Evangelio según san Juan 10, 31-42
Los judíos tomaron piedras para apedrearlo.
Entonces Jesús dijo: “Les hice ver muchas obras buenas que vienen del Padre; ¿Por cuál de ellas me quieren apedrear?”.
Los judíos le respondieron: “No queremos apedrearte por ninguna obra buena, sino porque blasfemas, ya que, siendo hombre, te haces Dios”.
Jesús les respondió: “¿No está escrito en la Ley: Yo dije: Ustedes son dioses?
Si la Ley llama dioses a los que Dios dirigió su Palabra -y la Escritura no puede ser anulada-
¿Cómo dicen: ‘Tú blasfemas’, a quien el Padre santificó y envió al mundo, porque dijo: “Yo soy Hijo de Dios”?
Si no hago las obras de mi Padre, no me crean;
pero si las hago, crean en las obras, aunque no me crean a mí. Así reconocerán y sabrán que el Padre está en mí y yo en el Padre”.
Ellos intentaron nuevamente detenerlo, pero él se les escapó de las manos.
Jesús volvió a ir al otro lado del Jordán, al lugar donde Juan había bautizado, y se quedó allí.
Muchos fueron a verlo, y la gente decía: “Juan no ha hecho ningún signo, pero todo lo que dijo de este hombre era verdad”.
Y en ese lugar muchos creyeron en él.
El Padre en mi
1) Apedrear: Cuando trabajas por hacer el bien claro que habrá gente que buscará apedrearte. Claro que no literalmente, pero sí con comentarios hirientes. Porque cuando haces el bien o haces las cosas bien, hay gente a quien le molesta y hasta se sienten señalados. Pero no te detengas, vos seguí… Eso nos pasa a todos, incluso a mi me pasa, que hay comentarios de hermanos míos de mi mismo clero que me hieren, pero siempre recuerdo que el que hace siempre será criticado, mientras que el que no hace siempre será criticón.

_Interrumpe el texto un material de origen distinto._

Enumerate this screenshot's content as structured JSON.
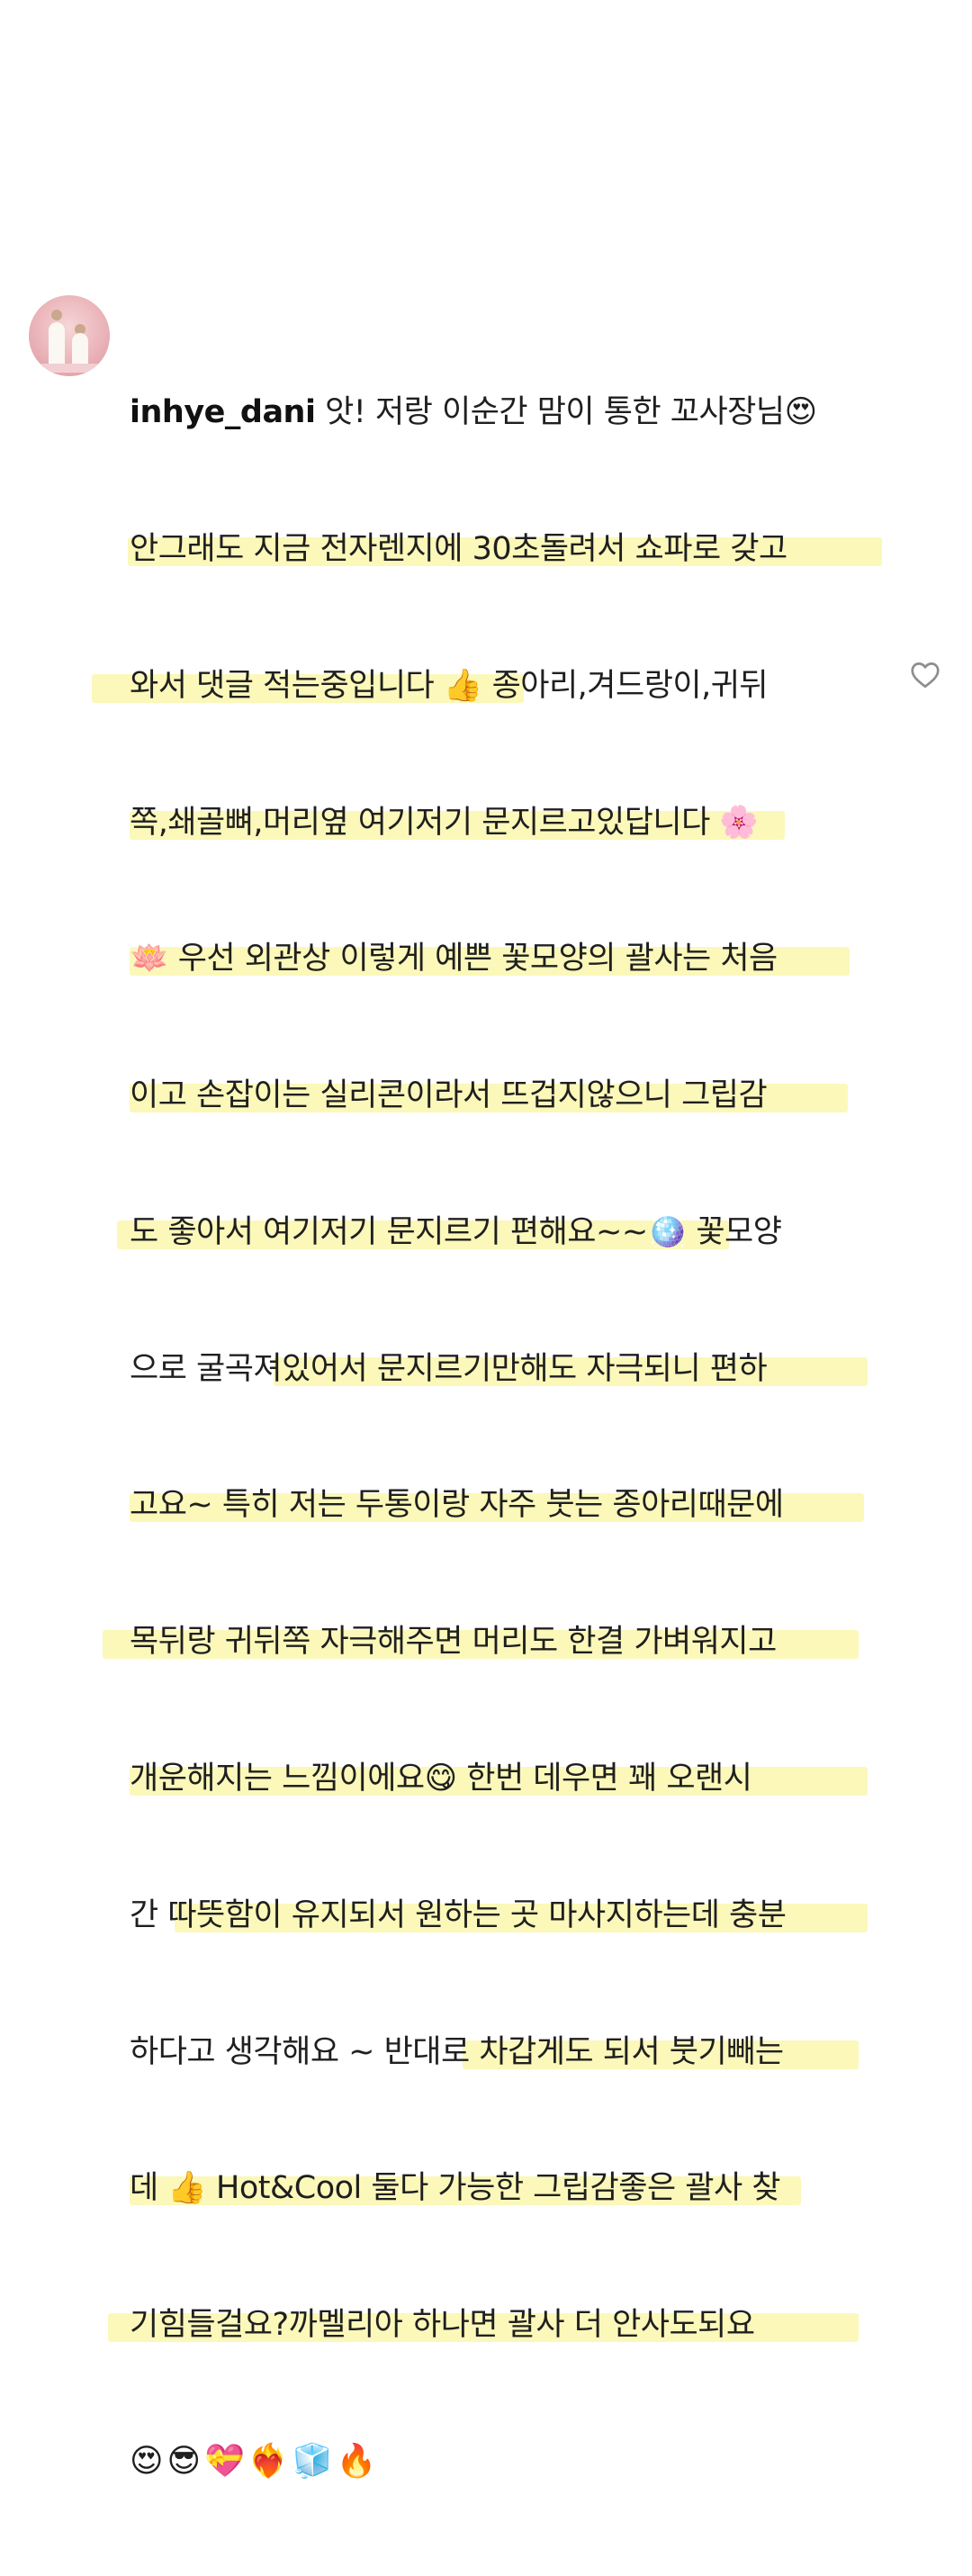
{
  "comment": {
    "username": "inhye_dani",
    "lines": [
      " 앗! 저랑 이순간 맘이 통한 꼬사장님😍",
      "안그래도 지금 전자렌지에 30초돌려서 쇼파로 갖고",
      "와서 댓글 적는중입니다 👍 종아리,겨드랑이,귀뒤",
      "쪽,쇄골뼈,머리옆 여기저기 문지르고있답니다 🌸",
      "🪷 우선 외관상 이렇게 예쁜 꽃모양의 괄사는 처음",
      "이고 손잡이는 실리콘이라서 뜨겁지않으니 그립감",
      "도 좋아서 여기저기 문지르기 편해요~~🪩 꽃모양",
      "으로 굴곡져있어서 문지르기만해도 자극되니 편하",
      "고요~ 특히 저는 두통이랑 자주 붓는 종아리때문에",
      "목뒤랑 귀뒤쪽 자극해주면 머리도 한결 가벼워지고",
      "개운해지는 느낌이에요😋 한번 데우면 꽤 오랜시",
      "간 따뜻함이 유지되서 원하는 곳 마사지하는데 충분",
      "하다고 생각해요 ~ 반대로 차갑게도 되서 붓기빼는",
      "데 👍 Hot&Cool 둘다 가능한 그립감좋은 괄사 찾",
      "기힘들걸요?까멜리아 하나면 괄사 더 안사도되요"
    ],
    "emojis": "😍😎💝❤️‍🔥🧊🔥"
  },
  "icons": {
    "avatar": "avatar-photo",
    "like": "heart-outline-icon"
  },
  "colors": {
    "highlight": "#fbf7b3",
    "text": "#1f1f1f"
  }
}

2) Hijo de Dios: Como hijo de Dios no dejes de hacer el bien. Y que no te paralice la maldad de la gente que te rodea. Vos podés dar más, pero claro que siempre molestarás cuando hagas el bien, entonces seguí haciendo el bien y que se sigan molestando los que te ven, porque tu aporte a la sociedad es único y la vida es muy corta para estar sentado por el miedo al qué dirán.
3) Creyeron en Él: No te olvides que son los actos los que definen a una persona y no las palabras que diga. La mejor definición que se puede dar de una persona es el tiempo, porque el tiempo te demuestra quién es quién. Y el mejor currículum no es lo que está escrito en una hoja A4, sino lo que dicen de ti y lo que hiciste por los demás. Te aseguro que al final de tu vida comprenderás cómo viviste en tanto a cuántas personas les cambiaste su vida. Algo bueno está por venir.